While all of the important things in our system were unaffected yesterday from the AWS outage, there are several non-critical applications that were impacted:
- Some Dashboard Stats
- Photo Uploads

The reason the main system did not experience any downtime was the robust failover mechanisms we built into the system. There were two that helped us yesterday:
- Automated Database Retry Logic and Many Database Replicas and Backup Servers. The core problem AWS had was DNS lookup, and when our application talks to the database we use DNS. When the application can not find the database, it looks for another one. Since not all DNS was down, we were able to find a backup – all within milliseconds so users would not notice. And there is no effort on our part.
- SQS Backup Region. Queueing is a major part of our system – allowing one application to talk to another in a reliable way. While queuing is known to be highly reliable, putting something on a queue and having is not be available is what happened yesterday. When we see a problem putting a message on the queue, we automatically put it on a backup queue we have set up in a West Coast AWS Region, which was unaffected by the outage.

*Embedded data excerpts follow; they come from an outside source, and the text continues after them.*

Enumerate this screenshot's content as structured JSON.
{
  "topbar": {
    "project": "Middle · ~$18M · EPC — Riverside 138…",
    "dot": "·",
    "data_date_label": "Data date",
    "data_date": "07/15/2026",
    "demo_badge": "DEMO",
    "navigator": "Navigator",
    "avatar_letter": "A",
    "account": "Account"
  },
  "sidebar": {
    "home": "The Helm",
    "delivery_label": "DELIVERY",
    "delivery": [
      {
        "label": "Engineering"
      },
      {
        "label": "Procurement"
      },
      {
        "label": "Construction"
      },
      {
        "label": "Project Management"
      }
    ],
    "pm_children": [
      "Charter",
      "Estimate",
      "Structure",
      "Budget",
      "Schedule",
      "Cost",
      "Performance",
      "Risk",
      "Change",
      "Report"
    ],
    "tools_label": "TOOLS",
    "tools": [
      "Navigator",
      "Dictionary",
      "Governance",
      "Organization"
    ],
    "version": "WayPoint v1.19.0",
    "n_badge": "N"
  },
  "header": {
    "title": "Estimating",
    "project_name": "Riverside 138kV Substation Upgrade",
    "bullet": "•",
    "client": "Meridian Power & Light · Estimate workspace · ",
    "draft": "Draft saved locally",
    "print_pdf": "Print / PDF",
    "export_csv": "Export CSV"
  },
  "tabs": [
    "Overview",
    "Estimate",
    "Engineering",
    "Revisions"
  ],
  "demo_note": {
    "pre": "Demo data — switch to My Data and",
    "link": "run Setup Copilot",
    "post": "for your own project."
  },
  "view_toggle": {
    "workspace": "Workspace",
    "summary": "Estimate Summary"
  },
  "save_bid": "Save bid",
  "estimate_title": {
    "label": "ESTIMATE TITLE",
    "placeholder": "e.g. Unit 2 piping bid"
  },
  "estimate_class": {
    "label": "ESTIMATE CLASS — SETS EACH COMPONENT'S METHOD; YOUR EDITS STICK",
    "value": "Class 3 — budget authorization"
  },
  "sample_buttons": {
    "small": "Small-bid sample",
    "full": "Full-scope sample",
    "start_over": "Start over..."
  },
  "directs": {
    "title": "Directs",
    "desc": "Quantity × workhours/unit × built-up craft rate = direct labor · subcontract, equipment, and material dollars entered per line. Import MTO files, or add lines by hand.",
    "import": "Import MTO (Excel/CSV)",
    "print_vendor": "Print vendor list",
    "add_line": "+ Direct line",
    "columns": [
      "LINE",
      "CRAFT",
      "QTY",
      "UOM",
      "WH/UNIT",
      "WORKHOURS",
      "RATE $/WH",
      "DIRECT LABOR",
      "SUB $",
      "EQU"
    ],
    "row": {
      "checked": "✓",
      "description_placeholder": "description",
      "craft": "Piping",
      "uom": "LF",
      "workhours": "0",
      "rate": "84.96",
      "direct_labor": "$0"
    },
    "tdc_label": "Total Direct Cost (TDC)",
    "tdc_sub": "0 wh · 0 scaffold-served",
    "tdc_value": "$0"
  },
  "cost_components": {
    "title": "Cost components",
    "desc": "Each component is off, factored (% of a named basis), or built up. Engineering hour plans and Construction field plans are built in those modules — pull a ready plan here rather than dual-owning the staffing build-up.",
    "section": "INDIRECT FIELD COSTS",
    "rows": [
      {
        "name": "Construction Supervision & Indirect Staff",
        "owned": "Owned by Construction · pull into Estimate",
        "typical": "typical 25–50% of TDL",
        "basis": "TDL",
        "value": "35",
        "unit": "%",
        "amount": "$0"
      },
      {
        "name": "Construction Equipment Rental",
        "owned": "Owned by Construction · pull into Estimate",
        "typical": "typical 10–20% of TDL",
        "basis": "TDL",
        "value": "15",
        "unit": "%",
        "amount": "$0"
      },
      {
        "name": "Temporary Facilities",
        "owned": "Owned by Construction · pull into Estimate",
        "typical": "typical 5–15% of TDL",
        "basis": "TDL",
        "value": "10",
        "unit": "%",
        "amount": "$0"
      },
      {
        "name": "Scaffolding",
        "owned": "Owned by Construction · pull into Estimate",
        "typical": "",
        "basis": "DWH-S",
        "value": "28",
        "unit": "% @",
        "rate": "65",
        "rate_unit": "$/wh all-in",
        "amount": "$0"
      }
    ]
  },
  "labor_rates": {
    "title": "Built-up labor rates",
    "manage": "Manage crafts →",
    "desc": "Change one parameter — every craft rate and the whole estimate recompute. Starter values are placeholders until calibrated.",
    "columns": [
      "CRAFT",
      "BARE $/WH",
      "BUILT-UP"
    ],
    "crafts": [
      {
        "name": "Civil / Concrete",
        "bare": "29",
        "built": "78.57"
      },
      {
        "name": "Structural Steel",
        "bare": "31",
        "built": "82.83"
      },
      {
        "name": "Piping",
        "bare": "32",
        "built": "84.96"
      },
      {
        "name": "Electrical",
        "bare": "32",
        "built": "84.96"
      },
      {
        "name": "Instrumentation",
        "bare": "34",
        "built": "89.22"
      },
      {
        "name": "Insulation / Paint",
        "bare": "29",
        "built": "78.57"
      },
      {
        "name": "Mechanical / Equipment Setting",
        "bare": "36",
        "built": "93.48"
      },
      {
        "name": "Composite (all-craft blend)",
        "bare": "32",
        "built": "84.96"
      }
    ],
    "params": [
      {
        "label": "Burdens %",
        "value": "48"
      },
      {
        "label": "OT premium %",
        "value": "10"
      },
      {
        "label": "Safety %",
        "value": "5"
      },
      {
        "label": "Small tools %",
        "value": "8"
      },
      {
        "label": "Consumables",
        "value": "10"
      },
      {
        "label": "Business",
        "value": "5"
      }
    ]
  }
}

When we built our Dashboard Stats for page views, signups and transactions that show in that graph above and in some of the colored tiles, we decided to use a lightweight mechanism that was separate from our primary system since it need to handle a huge amount of traffic (every click on our website gets tracked – 45,000 pageviews per minute last Thanksgiving as an example) and we did not want to burden our primary system with that. We also used light weight technology – Lambdas and a different database architecture. It is NOT transactional and therefore is not guaranteed to be 100% accurate.
In other words, our Analytics Engine is built for speed and approximate numbers and is not the same as primary reports in the system. It uses a simple retry logic that will double count in certain (very infrequent) situations like what happened yesterday.
Anyway, sit back and relax if you see a delta between the dashboard stats and your participant / financial and top drop down (like below) reports. Those are absolutely 100% correct.
In the screenshot example show above and below, the dashboard graph shows 124 signups, and the drop down shows 99 yesterday. The true number is 99 from yesterday. The 124 comes from the way AWS and Lambdas retry logic works and double counts (one of many reasons we only use Lambdas for non-critical functionality.

Rest assured your data is accurate and safe.